Male athletes taking hormones for two years were still 12% faster than women when it came to running. Men were also able to do 10% more pushups and 6% more sit-ups than females, with the study’s lead author, Dr. Timothy Roberts, saying the numbers become “fairly equivalent” following the two-year mark. 

In February, the 2nd U.S. Circuit Court of Appeals agreed to rehear a legal challenge against the Connecticut Interscholastic Athletic Conference. A three-judge panel dismissed the case brought by four former Connecticut high school track runners who alleged they didn’t make the cut for a regional track championship attended by college scouts because the girls were forced to compete against biological boys.

The plaintiffs involved in the case are student-athletes Selina Soule, Chelsea Mitchell, Ashley Nicoletti, Alanna Smith, and their parents. 

The Alliance Defending Freedom filed the case on behalf of the plaintiffs.
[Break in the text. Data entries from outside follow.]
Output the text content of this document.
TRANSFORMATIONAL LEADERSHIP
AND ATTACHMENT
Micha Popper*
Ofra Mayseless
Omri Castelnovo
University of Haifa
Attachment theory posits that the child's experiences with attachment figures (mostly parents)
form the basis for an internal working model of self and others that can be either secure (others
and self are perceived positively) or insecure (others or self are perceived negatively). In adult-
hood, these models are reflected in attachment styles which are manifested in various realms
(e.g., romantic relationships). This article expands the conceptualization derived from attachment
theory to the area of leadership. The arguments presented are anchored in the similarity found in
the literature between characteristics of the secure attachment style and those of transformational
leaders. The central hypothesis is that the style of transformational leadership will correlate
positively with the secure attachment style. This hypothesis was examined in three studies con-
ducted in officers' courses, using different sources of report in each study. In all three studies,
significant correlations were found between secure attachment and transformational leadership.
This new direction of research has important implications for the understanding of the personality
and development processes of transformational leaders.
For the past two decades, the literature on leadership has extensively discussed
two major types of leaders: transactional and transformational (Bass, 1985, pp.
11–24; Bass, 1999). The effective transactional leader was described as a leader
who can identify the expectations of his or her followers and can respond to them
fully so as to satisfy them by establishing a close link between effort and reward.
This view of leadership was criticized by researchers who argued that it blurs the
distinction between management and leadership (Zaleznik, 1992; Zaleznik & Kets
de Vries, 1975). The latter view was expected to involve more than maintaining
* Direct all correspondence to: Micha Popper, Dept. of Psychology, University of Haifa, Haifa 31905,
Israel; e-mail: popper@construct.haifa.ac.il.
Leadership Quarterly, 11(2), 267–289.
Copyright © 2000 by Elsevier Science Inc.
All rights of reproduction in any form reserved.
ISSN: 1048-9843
In a statement at the time, ADF Senior Counsel Christiana Kiefer said that all female athletes "deserve access to fair competition." 

"We're pleased the 2nd Circuit has decided to rehear this important case, and we urge the court to protect women's athletic opportunities," stated Kiefer.

"Every woman deserves the respect and dignity that comes with having an equal opportunity to excel and win in athletics, and ADF remains committed to protecting the future of women's sports."

The debate surrounding the fairness of allowing biological men to compete in women’s sports received national attention after trans-identified swimmer Lia Thomas, a biological male, broke female swimming records in 2021 after being allowed to compete on the University of Pennsylvania's women’s swim team. 

Thomas’ teammates at the University of Pennsylvania gave anonymous statements to the sports outlet Outkick, finding it unfair that Thomas was able to compete as a woman despite having participated in the sport for three years as a man. 

The policy of the National Collegiate Athletic Association, one of the governing organizations that oversee collegiate sports in the United States, allows biological men to compete as women if they undergo one year of hormone suppression. 

"One year doesn't mean anything," one of the anonymous female athletes stated. "What about the years of puberty as a male, the male growth you went through as a man?"

Eighteen states have enacted policies to ban trans-identified biological males from competing in female sports.